The UK government will suspend its extradition treaty with Hong Kong “immediately and indefinitely”.
Announcing the move, Foreign Secretary Dominic Raab said the UK “wants a positive relationship” with China.
But he said the “imposition” of the new national security law in Hong Kong by Bejing was a “serious violation” of the country’s international obligations.
Labour said it would support changes to the law, calling it a “step in the right direction”.
The extradition treaty means that, if someone in Hong Kong is suspected of a crime in the UK, then the British authorities can ask Hong Kong to hand them over to face justice – and vice versa.
The UK fears the arrangement – which has been in place for more than 30 years – could see anyone it extradites to Hong Kong being sent on to China.
Mr Raab also confirmed the government would extend its arms embargo – which has been in place with China since 1989 – to Hong Kong, stopping the UK exporting equipment, such as firearms, smoke grenades and shackles to the region.
But China has accused the UK government of “brutal meddling”, insisting it was committed to upholding international law.
The country also promised a “resolute response” if the UK withdrew from extradition arrangements.
‘The UK is watching’
Bejing introduced the security law at the end of June, creating new offences which could see Hong Kong residents sent to mainland China for trial.
Critics said it could see pro-democracy protesters in the region being served with life sentences.
Mr Raab told MPs: “There remains considerable uncertainty about the way in which the new national security law will be enforced.
“I would just say this: the UK is watching and the whole world is watching.”
The foreign secretary also confirmed plans for a path to UK citizenship for around three million Hong Kongers, would be in place by early 2021, in response to the law.
However, Border Force officials have been given the ability to grant leave to any applicants before then.
Political and economic relations between the UK and China have become strained in recent months.
Mr Raab referenced a number of tensions during his speech, including the decision by the UK government to ban Chinese firm Huawei from the country’s 5G network.
He told MPs: “We will always protect our vital interests including sensitive infrastructure and we won’t accept any investment that compromises our domestic or national security”
The foreign secretary also raised his “grave concerns” about the “gross human rights abuses” taking place in China’s Xinjiang region against Uighur Muslims, after reports of forced sterilisation and wider persecution of the group.

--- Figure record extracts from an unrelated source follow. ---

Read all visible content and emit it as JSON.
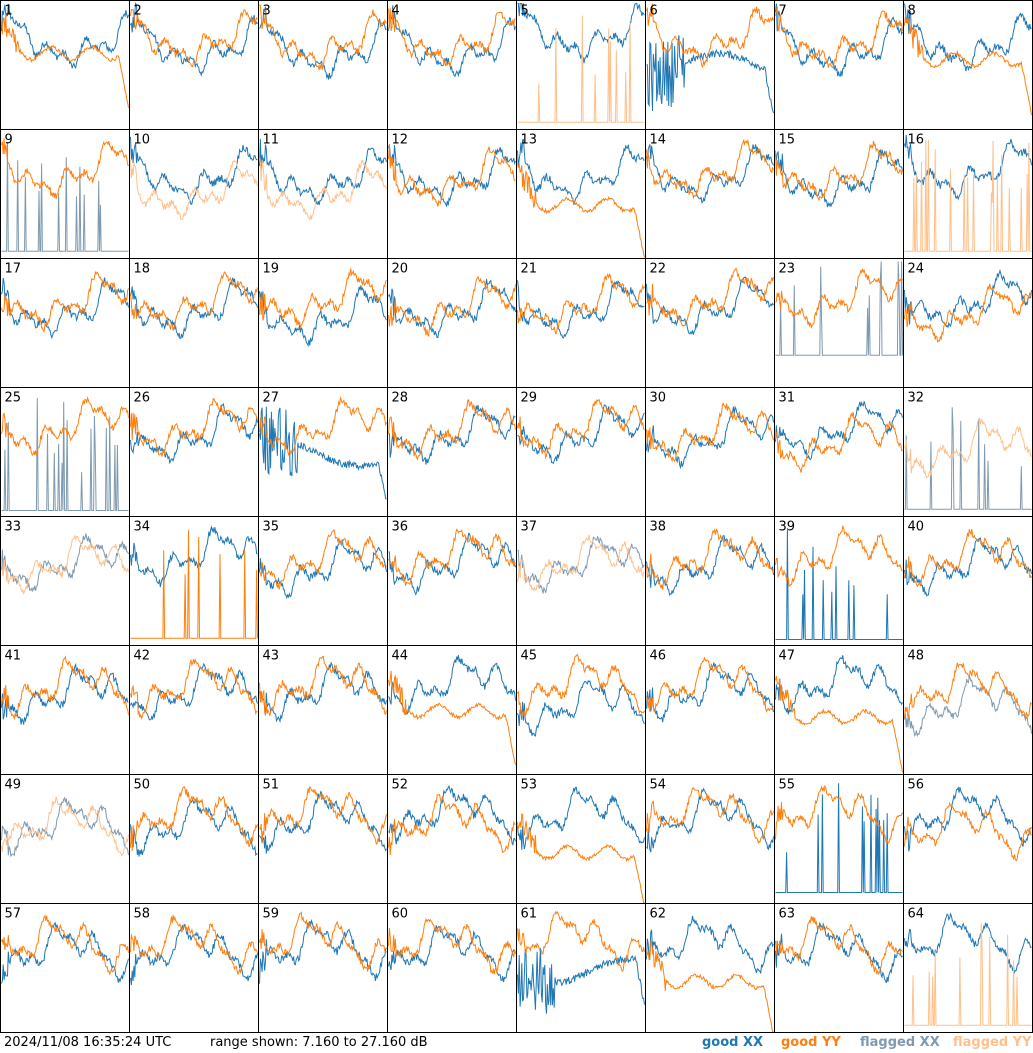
{
  "footer": {
    "timestamp": "2024/11/08 16:35:24 UTC",
    "range": "range shown: 7.160 to 27.160 dB",
    "legend": {
      "good_xx": "good XX",
      "good_yy": "good YY",
      "flagged_xx": "flagged XX",
      "flagged_yy": "flagged YY"
    }
  },
  "colors": {
    "good_xx": "#1f77b4",
    "good_yy": "#ff7f0e",
    "flagged_xx": "#7f9ab0",
    "flagged_yy": "#ffc08a"
  },
  "chart_data": {
    "type": "line",
    "grid": "8x8 small multiples",
    "ylim_db": [
      7.16,
      27.16
    ],
    "panels": [
      {
        "id": "1",
        "xx": {
          "status": "good",
          "shape": "normal",
          "level": 0.72
        },
        "yy": {
          "status": "good",
          "shape": "rolloff",
          "level": 0.6
        }
      },
      {
        "id": "2",
        "xx": {
          "status": "good",
          "shape": "normal",
          "level": 0.68
        },
        "yy": {
          "status": "good",
          "shape": "normal",
          "level": 0.74
        }
      },
      {
        "id": "3",
        "xx": {
          "status": "good",
          "shape": "normal",
          "level": 0.65
        },
        "yy": {
          "status": "good",
          "shape": "normal",
          "level": 0.72
        }
      },
      {
        "id": "4",
        "xx": {
          "status": "good",
          "shape": "normal",
          "level": 0.66
        },
        "yy": {
          "status": "good",
          "shape": "normal",
          "level": 0.73
        }
      },
      {
        "id": "5",
        "xx": {
          "status": "good",
          "shape": "normal",
          "level": 0.78
        },
        "yy": {
          "status": "flagged",
          "shape": "spikes",
          "level": 0.05
        }
      },
      {
        "id": "6",
        "xx": {
          "status": "good",
          "shape": "noisy_drop",
          "level": 0.5
        },
        "yy": {
          "status": "good",
          "shape": "normal",
          "level": 0.75
        }
      },
      {
        "id": "7",
        "xx": {
          "status": "good",
          "shape": "normal",
          "level": 0.66
        },
        "yy": {
          "status": "good",
          "shape": "normal",
          "level": 0.72
        }
      },
      {
        "id": "8",
        "xx": {
          "status": "good",
          "shape": "normal",
          "level": 0.7
        },
        "yy": {
          "status": "good",
          "shape": "rolloff",
          "level": 0.55
        }
      },
      {
        "id": "9",
        "xx": {
          "status": "flagged",
          "shape": "spikes",
          "level": 0.05
        },
        "yy": {
          "status": "good",
          "shape": "normal",
          "level": 0.72
        }
      },
      {
        "id": "10",
        "xx": {
          "status": "good",
          "shape": "normal",
          "level": 0.68
        },
        "yy": {
          "status": "flagged",
          "shape": "normal",
          "level": 0.55
        }
      },
      {
        "id": "11",
        "xx": {
          "status": "good",
          "shape": "normal",
          "level": 0.66
        },
        "yy": {
          "status": "flagged",
          "shape": "normal",
          "level": 0.55
        }
      },
      {
        "id": "12",
        "xx": {
          "status": "good",
          "shape": "normal",
          "level": 0.66
        },
        "yy": {
          "status": "good",
          "shape": "normal",
          "level": 0.66
        }
      },
      {
        "id": "13",
        "xx": {
          "status": "good",
          "shape": "normal",
          "level": 0.68
        },
        "yy": {
          "status": "good",
          "shape": "rolloff",
          "level": 0.42
        }
      },
      {
        "id": "14",
        "xx": {
          "status": "good",
          "shape": "normal",
          "level": 0.68
        },
        "yy": {
          "status": "good",
          "shape": "normal",
          "level": 0.72
        }
      },
      {
        "id": "15",
        "xx": {
          "status": "good",
          "shape": "normal",
          "level": 0.64
        },
        "yy": {
          "status": "good",
          "shape": "normal",
          "level": 0.7
        }
      },
      {
        "id": "16",
        "xx": {
          "status": "good",
          "shape": "normal",
          "level": 0.72
        },
        "yy": {
          "status": "flagged",
          "shape": "spikes",
          "level": 0.05
        }
      },
      {
        "id": "17",
        "xx": {
          "status": "good",
          "shape": "normal",
          "level": 0.64
        },
        "yy": {
          "status": "good",
          "shape": "normal",
          "level": 0.7
        }
      },
      {
        "id": "18",
        "xx": {
          "status": "good",
          "shape": "normal",
          "level": 0.64
        },
        "yy": {
          "status": "good",
          "shape": "normal",
          "level": 0.7
        }
      },
      {
        "id": "19",
        "xx": {
          "status": "good",
          "shape": "normal",
          "level": 0.58
        },
        "yy": {
          "status": "good",
          "shape": "normal",
          "level": 0.72
        }
      },
      {
        "id": "20",
        "xx": {
          "status": "good",
          "shape": "normal",
          "level": 0.64
        },
        "yy": {
          "status": "good",
          "shape": "normal",
          "level": 0.66
        }
      },
      {
        "id": "21",
        "xx": {
          "status": "good",
          "shape": "normal",
          "level": 0.64
        },
        "yy": {
          "status": "good",
          "shape": "normal",
          "level": 0.68
        }
      },
      {
        "id": "22",
        "xx": {
          "status": "good",
          "shape": "normal",
          "level": 0.66
        },
        "yy": {
          "status": "good",
          "shape": "normal",
          "level": 0.72
        }
      },
      {
        "id": "23",
        "xx": {
          "status": "flagged",
          "shape": "spikes",
          "level": 0.25
        },
        "yy": {
          "status": "good",
          "shape": "normal",
          "level": 0.72
        }
      },
      {
        "id": "24",
        "xx": {
          "status": "good",
          "shape": "normal",
          "level": 0.7
        },
        "yy": {
          "status": "good",
          "shape": "normal",
          "level": 0.6
        }
      },
      {
        "id": "25",
        "xx": {
          "status": "flagged",
          "shape": "spikes",
          "level": 0.04
        },
        "yy": {
          "status": "good",
          "shape": "normal",
          "level": 0.72
        }
      },
      {
        "id": "26",
        "xx": {
          "status": "good",
          "shape": "normal",
          "level": 0.66
        },
        "yy": {
          "status": "good",
          "shape": "normal",
          "level": 0.72
        }
      },
      {
        "id": "27",
        "xx": {
          "status": "good",
          "shape": "noisy_drop",
          "level": 0.5
        },
        "yy": {
          "status": "good",
          "shape": "normal",
          "level": 0.72
        }
      },
      {
        "id": "28",
        "xx": {
          "status": "good",
          "shape": "normal",
          "level": 0.66
        },
        "yy": {
          "status": "good",
          "shape": "normal",
          "level": 0.7
        }
      },
      {
        "id": "29",
        "xx": {
          "status": "good",
          "shape": "normal",
          "level": 0.66
        },
        "yy": {
          "status": "good",
          "shape": "normal",
          "level": 0.72
        }
      },
      {
        "id": "30",
        "xx": {
          "status": "good",
          "shape": "normal",
          "level": 0.64
        },
        "yy": {
          "status": "good",
          "shape": "normal",
          "level": 0.68
        }
      },
      {
        "id": "31",
        "xx": {
          "status": "good",
          "shape": "normal",
          "level": 0.7
        },
        "yy": {
          "status": "good",
          "shape": "normal",
          "level": 0.6
        }
      },
      {
        "id": "32",
        "xx": {
          "status": "flagged",
          "shape": "spikes",
          "level": 0.05
        },
        "yy": {
          "status": "flagged",
          "shape": "normal",
          "level": 0.55
        }
      },
      {
        "id": "33",
        "xx": {
          "status": "flagged",
          "shape": "normal",
          "level": 0.66
        },
        "yy": {
          "status": "flagged",
          "shape": "normal",
          "level": 0.66
        }
      },
      {
        "id": "34",
        "xx": {
          "status": "good",
          "shape": "normal",
          "level": 0.72
        },
        "yy": {
          "status": "good",
          "shape": "spikes",
          "level": 0.05
        }
      },
      {
        "id": "35",
        "xx": {
          "status": "good",
          "shape": "normal",
          "level": 0.62
        },
        "yy": {
          "status": "good",
          "shape": "normal",
          "level": 0.7
        }
      },
      {
        "id": "36",
        "xx": {
          "status": "good",
          "shape": "normal",
          "level": 0.66
        },
        "yy": {
          "status": "good",
          "shape": "normal",
          "level": 0.72
        }
      },
      {
        "id": "37",
        "xx": {
          "status": "flagged",
          "shape": "normal",
          "level": 0.66
        },
        "yy": {
          "status": "flagged",
          "shape": "normal",
          "level": 0.66
        }
      },
      {
        "id": "38",
        "xx": {
          "status": "good",
          "shape": "normal",
          "level": 0.64
        },
        "yy": {
          "status": "good",
          "shape": "normal",
          "level": 0.7
        }
      },
      {
        "id": "39",
        "xx": {
          "status": "good",
          "shape": "spikes",
          "level": 0.04
        },
        "yy": {
          "status": "good",
          "shape": "normal",
          "level": 0.72
        }
      },
      {
        "id": "40",
        "xx": {
          "status": "good",
          "shape": "normal",
          "level": 0.64
        },
        "yy": {
          "status": "good",
          "shape": "normal",
          "level": 0.7
        }
      },
      {
        "id": "41",
        "xx": {
          "status": "good",
          "shape": "normal",
          "level": 0.64
        },
        "yy": {
          "status": "good",
          "shape": "normal",
          "level": 0.7
        }
      },
      {
        "id": "42",
        "xx": {
          "status": "good",
          "shape": "normal",
          "level": 0.66
        },
        "yy": {
          "status": "good",
          "shape": "normal",
          "level": 0.7
        }
      },
      {
        "id": "43",
        "xx": {
          "status": "good",
          "shape": "normal",
          "level": 0.66
        },
        "yy": {
          "status": "good",
          "shape": "normal",
          "level": 0.72
        }
      },
      {
        "id": "44",
        "xx": {
          "status": "good",
          "shape": "normal",
          "level": 0.72
        },
        "yy": {
          "status": "good",
          "shape": "rolloff",
          "level": 0.5
        }
      },
      {
        "id": "45",
        "xx": {
          "status": "good",
          "shape": "normal",
          "level": 0.55
        },
        "yy": {
          "status": "good",
          "shape": "normal",
          "level": 0.72
        }
      },
      {
        "id": "46",
        "xx": {
          "status": "good",
          "shape": "normal",
          "level": 0.66
        },
        "yy": {
          "status": "good",
          "shape": "normal",
          "level": 0.72
        }
      },
      {
        "id": "47",
        "xx": {
          "status": "good",
          "shape": "normal",
          "level": 0.72
        },
        "yy": {
          "status": "good",
          "shape": "rolloff",
          "level": 0.45
        }
      },
      {
        "id": "48",
        "xx": {
          "status": "flagged",
          "shape": "normal",
          "level": 0.55
        },
        "yy": {
          "status": "good",
          "shape": "normal",
          "level": 0.68
        }
      },
      {
        "id": "49",
        "xx": {
          "status": "flagged",
          "shape": "normal",
          "level": 0.62
        },
        "yy": {
          "status": "flagged",
          "shape": "normal",
          "level": 0.62
        }
      },
      {
        "id": "50",
        "xx": {
          "status": "good",
          "shape": "normal",
          "level": 0.62
        },
        "yy": {
          "status": "good",
          "shape": "normal",
          "level": 0.7
        }
      },
      {
        "id": "51",
        "xx": {
          "status": "good",
          "shape": "normal",
          "level": 0.66
        },
        "yy": {
          "status": "good",
          "shape": "normal",
          "level": 0.72
        }
      },
      {
        "id": "52",
        "xx": {
          "status": "good",
          "shape": "normal",
          "level": 0.72
        },
        "yy": {
          "status": "good",
          "shape": "normal",
          "level": 0.64
        }
      },
      {
        "id": "53",
        "xx": {
          "status": "good",
          "shape": "normal",
          "level": 0.7
        },
        "yy": {
          "status": "good",
          "shape": "rolloff",
          "level": 0.4
        }
      },
      {
        "id": "54",
        "xx": {
          "status": "good",
          "shape": "normal",
          "level": 0.68
        },
        "yy": {
          "status": "good",
          "shape": "normal",
          "level": 0.72
        }
      },
      {
        "id": "55",
        "xx": {
          "status": "good",
          "shape": "spikes",
          "level": 0.08
        },
        "yy": {
          "status": "good",
          "shape": "normal",
          "level": 0.72
        }
      },
      {
        "id": "56",
        "xx": {
          "status": "good",
          "shape": "normal",
          "level": 0.7
        },
        "yy": {
          "status": "good",
          "shape": "normal",
          "level": 0.58
        }
      },
      {
        "id": "57",
        "xx": {
          "status": "good",
          "shape": "normal",
          "level": 0.64
        },
        "yy": {
          "status": "good",
          "shape": "normal",
          "level": 0.7
        }
      },
      {
        "id": "58",
        "xx": {
          "status": "good",
          "shape": "normal",
          "level": 0.64
        },
        "yy": {
          "status": "good",
          "shape": "normal",
          "level": 0.7
        }
      },
      {
        "id": "59",
        "xx": {
          "status": "good",
          "shape": "normal",
          "level": 0.66
        },
        "yy": {
          "status": "good",
          "shape": "normal",
          "level": 0.72
        }
      },
      {
        "id": "60",
        "xx": {
          "status": "good",
          "shape": "normal",
          "level": 0.64
        },
        "yy": {
          "status": "good",
          "shape": "normal",
          "level": 0.7
        }
      },
      {
        "id": "61",
        "xx": {
          "status": "good",
          "shape": "noisy_drop",
          "level": 0.48
        },
        "yy": {
          "status": "good",
          "shape": "normal",
          "level": 0.74
        }
      },
      {
        "id": "62",
        "xx": {
          "status": "good",
          "shape": "normal",
          "level": 0.7
        },
        "yy": {
          "status": "good",
          "shape": "rolloff",
          "level": 0.4
        }
      },
      {
        "id": "63",
        "xx": {
          "status": "good",
          "shape": "normal",
          "level": 0.64
        },
        "yy": {
          "status": "good",
          "shape": "normal",
          "level": 0.7
        }
      },
      {
        "id": "64",
        "xx": {
          "status": "good",
          "shape": "normal",
          "level": 0.72
        },
        "yy": {
          "status": "flagged",
          "shape": "spikes",
          "level": 0.05
        }
      }
    ]
  }
}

He said they had raised the issue with his Chinese counterparts and with the United Nations.
Mr Raab added: We want a positive relationship with China. There’s a huge amount to be gained for both countries, there are many areas, where we can work productively, constructively to mutual benefit together.
“For our part, the UK will work hard and in good faith towards that goal. But we will protect our vital interests, we will stand up for our values, and we will hold China to its international obligations.”
The change in the treaty was praised from all sides of the House.
Shadow foreign secretary Lisa Nandy said Labour “strongly welcomed” the measures, saying they should lead to a “new era” in the two countries’ relationship.
“This must mark the start of a more strategic approach to China based on an ethical approach to foreign policy and an end to the naivety of the ‘golden-era years’,” she told MPs.
“Like him, our quarrel is not with the people of China, but the erosion of freedoms in Hong Kong, the actions of the Chinese government in the South China Sea and the appalling treatment of the Uighur people is reason now to act.
“We will not be able to say in future years that we did not know.”
But some called for the government to go further.
Liberal Democrat MP Alistair Carmichael wanted action on imports from China – especially around surveillance equipment – while the SNP’s Margaret Ferrier called for sanctions against individuals responsible for human rights violations.
Members of the government’s own benches urged for the next steps too.
Tory MP and former defence minister Tobias Ellwood said: “For decades we have turned a blind eye to China’s democratic deficit and human rights violations in the hope that it would mature into a global, responsible citizen [but] that clearly hasn’t happened.
“Can I ask the secretary of state, is this now the turning point that we drop the pretence the China shares our values, given its actions… [and] can we have a strategic overhaul of our foreign policy in relation to China?”
Mr Raab said the government was carrying out an integrated review about its strategy.